O Fenômeno da Gentrificação: Primeiros Aportes
- A gentrificação é definida como a chegada de classes médias (gentrys) ou atividades comerciais a áreas antes ocupadas por populações de baixa renda, resultando em sua expulsão.
- O fenômeno não se limita mais aos centros urbanos, estendendo-se a outras áreas da cidade.
- Conceitos como o racismo urbanístico são utilizados para entender a gentrificação em suas dimensões coloniais.
Nuances da Gentrificação no Contexto Brasileiro e Latino
- A gentrificação no contexto latino apresenta particularidades devido às culturas locais e ao aprofundamento da desigualdade.
- A ação do Estado como mediador é crucial para a intervenção do capital privado em espaços antes não atrativos.
- A gentrificação simbólica ganha destaque, ocorrendo através de programas públicos que atraem investimentos privados.

Globalização e Colonialidade do Poder
- A globalização consolidou as cidades em um formato global, perpetuando formas de colonialismo.
- A gentrificação assume uma nova dinâmica global, estando presente em diversas cidades.
- O capital move-se sem fronteiras, refletindo uma cultura e estética predominantemente brancas no espaço urbano.
Direito à Cidade como Decolonização
- O direito à cidade deve ser associado à politização social contra os problemas urbanos, permitindo lutas anti-gentrificadoras.
- As lutas sociais são fundamentais como resistência e produção de vida, demarcando contornos que o pensamento muitas vezes ignora.

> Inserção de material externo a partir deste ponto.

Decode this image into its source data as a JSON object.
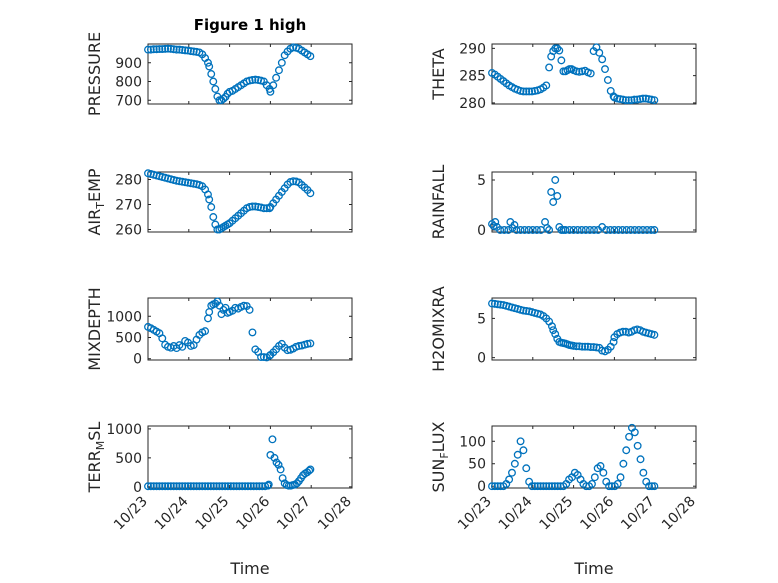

- O direito à cidade deve ser parte do movimento decolonial, expressando uma forma de insurgência social e luta urbana.
Conclusão
A gentrificação, no contexto brasileiro e latino, é uma manifestação do colonialismo urbano que perpetua desigualdades e injustiças sociais. A abordagem de/colonial e o direito à cidade emergem como ferramentas cruciais para desmascarar os mecanismos de poder e promover uma transformação urbana mais justa e equitativa, garantindo que os benefícios do desenvolvimento urbano sejam acessíveis a todos os cidadãos, especialmente aos mais vulneráveis.